Match #8: PWG World Tag Team Titles: Ladder Match: Player Uno and Stupefied © vs. Adam Cole and Kyle O’Reilly vs. Matt and Nick Jackson
The Young Bucks attack everyone before the opening bell. Uno knocks Nick off the apron and into the third row. Everyone starts brawling around ringside, with multiple chairs being used. O’Reilly back drops Matt onto a propped chair. Nick takes out Stupefied with a plancha. O’Reilly back drops Nick onto the apron. Uno just hurls a chair at Nick. Matt powerbombs O’Reilly from the apron into the second row. Cole brings a ladder into play. Stupefied lands a dive to the floor onto Nick. Cole powerbombs Matt onto the ladder. Uno dropkicks the ladder into Cole but O’Reilly returns the favor. In the ring, O’Reilly and Stupefied stop each other from climbing. Nick lands some insane dive to the floor. Matt powerbombs Uno and hits a ladder-assisted sliced bread. Cole enzuigiris both Young Bucks. He german suplexes Nick into a propped ladder. The Super Smash Brothers stop Future Shock from climbing the ladder with chair shots. Uno suplexes Cole onto the ladder and then poses with Stupefied. The SSB hit a double stomp-side slam combination on O’Reilly onto the edge of two chairs. The Young Bucks take over with a series of clotheslines. Nick airplane spins with the ladder. He purposely levels Rick Knox with the ladder. The SSB hit an alabama slam-backcracker combination on Matt. Knox is carried to the back, bleeding from his head. O’Reilly hits a saito suplex on Stupefied but gets taken out by stereo superkicks from the Young Bucks. They hit a tandem tombstone on Cole. Uno sets up a table at ringside. Cole brainbusters Uno through a propped chair. Stupefied pele kicks Future Shock from the rungs of the ladder. Nick hits Stupefied with a sledgehammer. Future Shock superplex Nick from a ladder through a table. The SSB sandwich Cole in a ladder and suplex O’Reilly into him. Matt DDTs O’Reilly onto the apron and Nick splashes him through the table at ringside. The Young Bucks take out Uno and Cole with superkicks. They start climbing but Rick Knox pushes over the ladder! Knox stops the SSB from diving and TAKES OUT THE YOUNG BUCKS WITH A DIVE! The SSB retrieve the belts and retain their titles at 23:55.

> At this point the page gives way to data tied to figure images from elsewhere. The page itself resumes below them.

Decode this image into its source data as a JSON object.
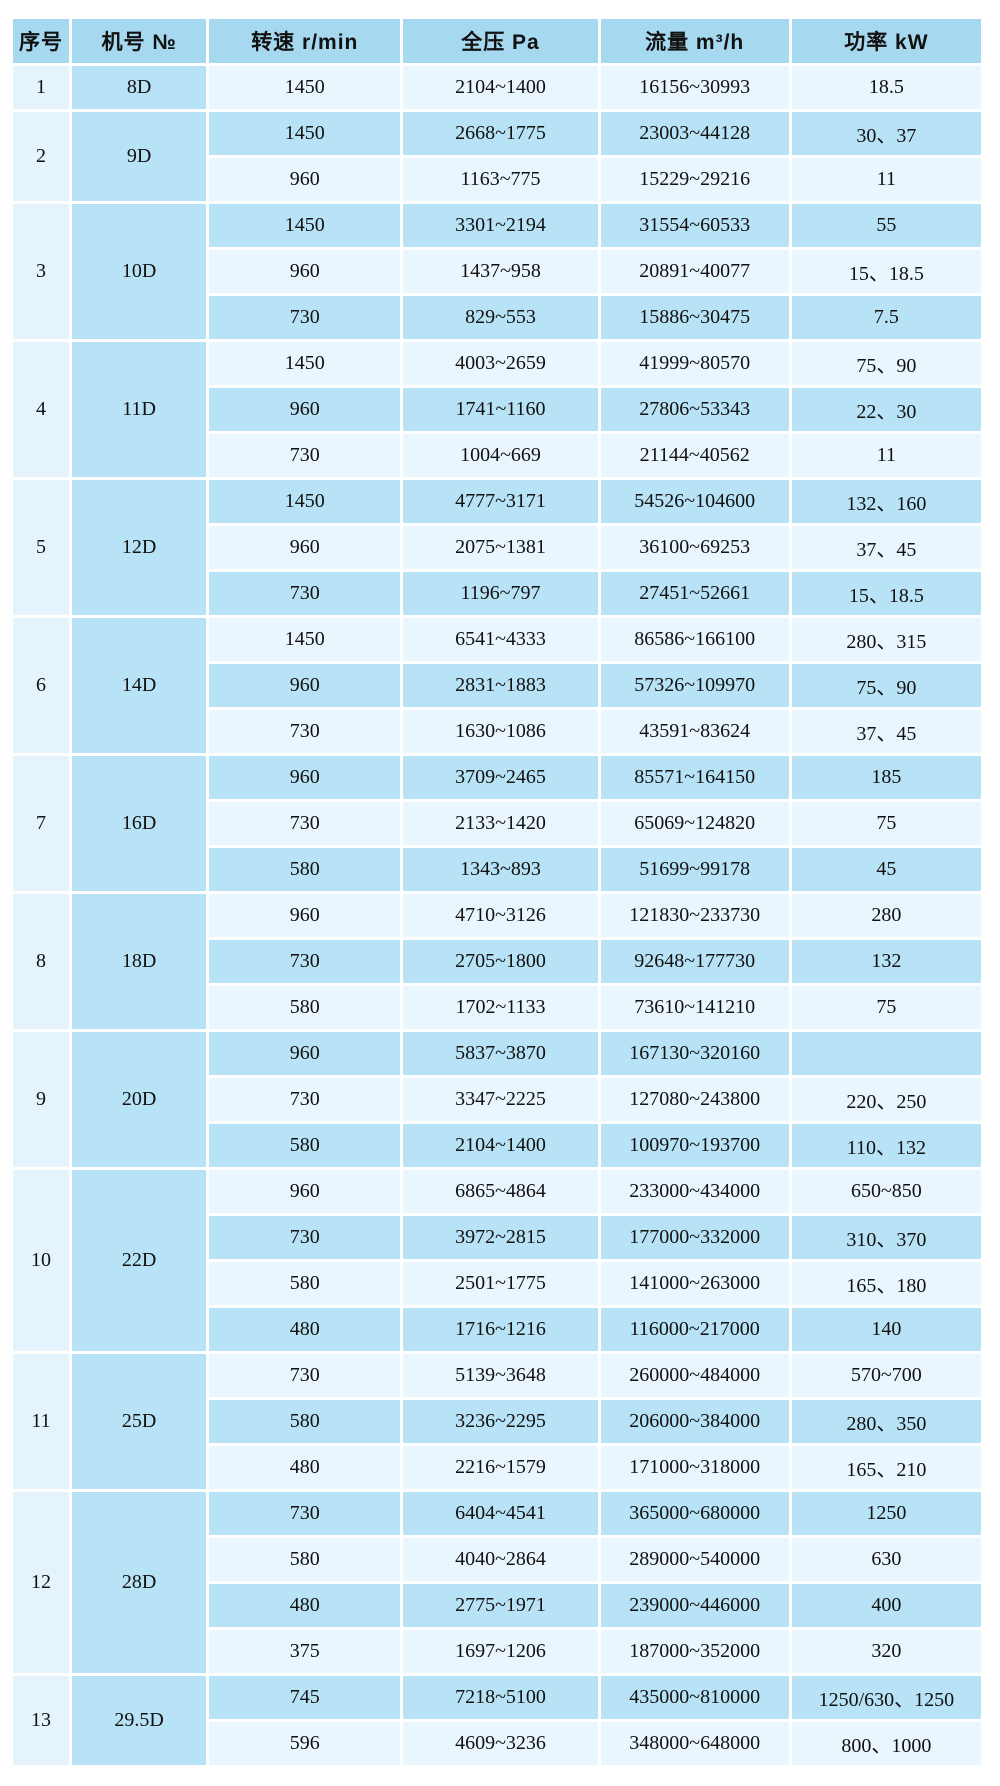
{
  "colors": {
    "header_bg": "#a6d8ef",
    "model_cell_bg": "#b8e2f5",
    "row_dark_bg": "#b8e2f5",
    "row_light_bg": "#e9f6fd",
    "serial_cell_bg": "#e5f4fc",
    "gridline": "#ffffff",
    "text": "#111111"
  },
  "chart_data": {
    "type": "table",
    "title": "",
    "columns": [
      "序号",
      "机号 №",
      "转速 r/min",
      "全压 Pa",
      "流量 m³/h",
      "功率 kW"
    ],
    "column_keys": [
      "serial",
      "model",
      "speed",
      "pressure",
      "flow",
      "power"
    ],
    "groups": [
      {
        "serial": "1",
        "model": "8D",
        "rows": [
          [
            "1450",
            "2104~1400",
            "16156~30993",
            "18.5"
          ]
        ]
      },
      {
        "serial": "2",
        "model": "9D",
        "rows": [
          [
            "1450",
            "2668~1775",
            "23003~44128",
            "30、37"
          ],
          [
            "960",
            "1163~775",
            "15229~29216",
            "11"
          ]
        ]
      },
      {
        "serial": "3",
        "model": "10D",
        "rows": [
          [
            "1450",
            "3301~2194",
            "31554~60533",
            "55"
          ],
          [
            "960",
            "1437~958",
            "20891~40077",
            "15、18.5"
          ],
          [
            "730",
            "829~553",
            "15886~30475",
            "7.5"
          ]
        ]
      },
      {
        "serial": "4",
        "model": "11D",
        "rows": [
          [
            "1450",
            "4003~2659",
            "41999~80570",
            "75、90"
          ],
          [
            "960",
            "1741~1160",
            "27806~53343",
            "22、30"
          ],
          [
            "730",
            "1004~669",
            "21144~40562",
            "11"
          ]
        ]
      },
      {
        "serial": "5",
        "model": "12D",
        "rows": [
          [
            "1450",
            "4777~3171",
            "54526~104600",
            "132、160"
          ],
          [
            "960",
            "2075~1381",
            "36100~69253",
            "37、45"
          ],
          [
            "730",
            "1196~797",
            "27451~52661",
            "15、18.5"
          ]
        ]
      },
      {
        "serial": "6",
        "model": "14D",
        "rows": [
          [
            "1450",
            "6541~4333",
            "86586~166100",
            "280、315"
          ],
          [
            "960",
            "2831~1883",
            "57326~109970",
            "75、90"
          ],
          [
            "730",
            "1630~1086",
            "43591~83624",
            "37、45"
          ]
        ]
      },
      {
        "serial": "7",
        "model": "16D",
        "rows": [
          [
            "960",
            "3709~2465",
            "85571~164150",
            "185"
          ],
          [
            "730",
            "2133~1420",
            "65069~124820",
            "75"
          ],
          [
            "580",
            "1343~893",
            "51699~99178",
            "45"
          ]
        ]
      },
      {
        "serial": "8",
        "model": "18D",
        "rows": [
          [
            "960",
            "4710~3126",
            "121830~233730",
            "280"
          ],
          [
            "730",
            "2705~1800",
            "92648~177730",
            "132"
          ],
          [
            "580",
            "1702~1133",
            "73610~141210",
            "75"
          ]
        ]
      },
      {
        "serial": "9",
        "model": "20D",
        "rows": [
          [
            "960",
            "5837~3870",
            "167130~320160",
            ""
          ],
          [
            "730",
            "3347~2225",
            "127080~243800",
            "220、250"
          ],
          [
            "580",
            "2104~1400",
            "100970~193700",
            "110、132"
          ]
        ]
      },
      {
        "serial": "10",
        "model": "22D",
        "rows": [
          [
            "960",
            "6865~4864",
            "233000~434000",
            "650~850"
          ],
          [
            "730",
            "3972~2815",
            "177000~332000",
            "310、370"
          ],
          [
            "580",
            "2501~1775",
            "141000~263000",
            "165、180"
          ],
          [
            "480",
            "1716~1216",
            "116000~217000",
            "140"
          ]
        ]
      },
      {
        "serial": "11",
        "model": "25D",
        "rows": [
          [
            "730",
            "5139~3648",
            "260000~484000",
            "570~700"
          ],
          [
            "580",
            "3236~2295",
            "206000~384000",
            "280、350"
          ],
          [
            "480",
            "2216~1579",
            "171000~318000",
            "165、210"
          ]
        ]
      },
      {
        "serial": "12",
        "model": "28D",
        "rows": [
          [
            "730",
            "6404~4541",
            "365000~680000",
            "1250"
          ],
          [
            "580",
            "4040~2864",
            "289000~540000",
            "630"
          ],
          [
            "480",
            "2775~1971",
            "239000~446000",
            "400"
          ],
          [
            "375",
            "1697~1206",
            "187000~352000",
            "320"
          ]
        ]
      },
      {
        "serial": "13",
        "model": "29.5D",
        "rows": [
          [
            "745",
            "7218~5100",
            "435000~810000",
            "1250/630、1250"
          ],
          [
            "596",
            "4609~3236",
            "348000~648000",
            "800、1000"
          ]
        ]
      }
    ]
  }
}
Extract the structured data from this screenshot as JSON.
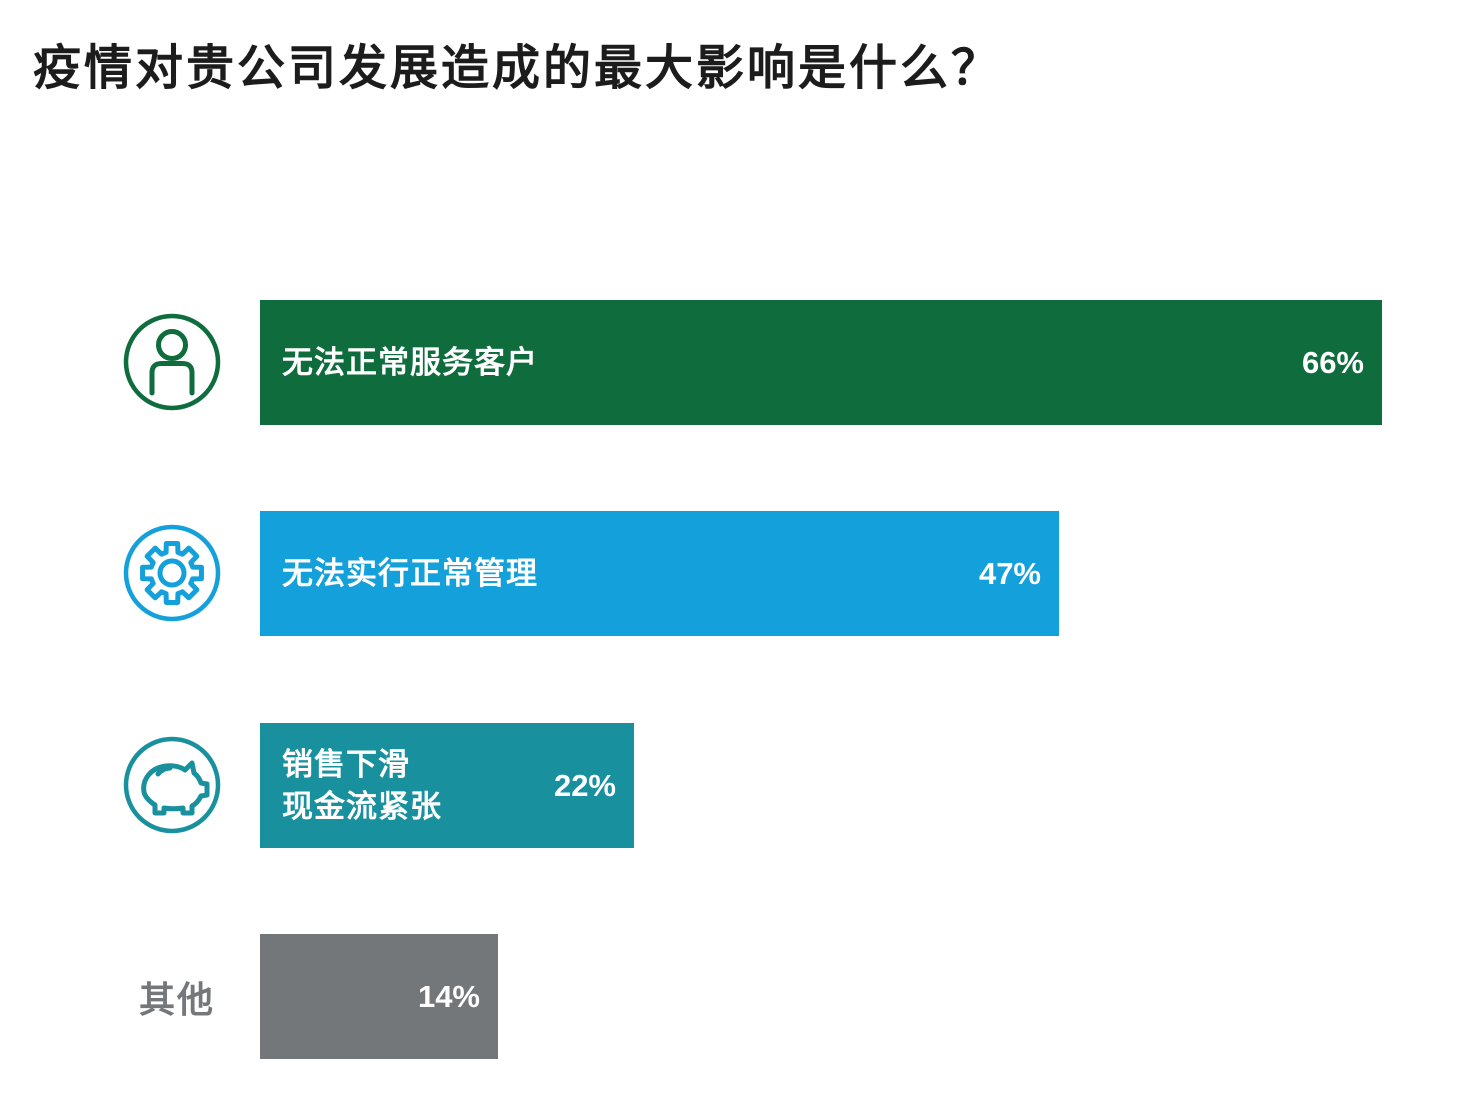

Over their nine years of existence, PWG has garnered quite the reputation, particularly for the fun environment that they’re able to create at every show due to a crowd that has no problem investing themselves in the action because the match quality is so good. This main event perfectly encapsulated the previous statement. In a time where ladder matches happen quite a bit, it’s difficult to “reinvent the wheel” every time. However, I witnessed spots in this match that I’ve legitimately never seen before. Honestly, this stuff has to be seen to be believed. Sure, we can point out some moments of miscommunication and there were times when teams didn’t go for the belts when they had the chance, but I think you can discount those criticisms when looking at this match as an overall package. Finally, the Rick Knox involvement could not have been more epic. Unless you’re totally put-off by weapons, this is required viewing and my PWG match of the year thus far. ****½

The 411: Recent PWG anniversary shows have been stellar, and Threemendous III is no different. Saying that “five out of the eight matches cracked three stars” would be completely misleading here. Those five matches all delivered in a huge way, especially the two title matches. In fact, I think it’s safe to call the main event one of the best matches of the year from any promotion. Additionally, those five matches all brought something different to the table. Threemendous III wraps everything that there is to love about PWG into one package and the show earns a high recommendation.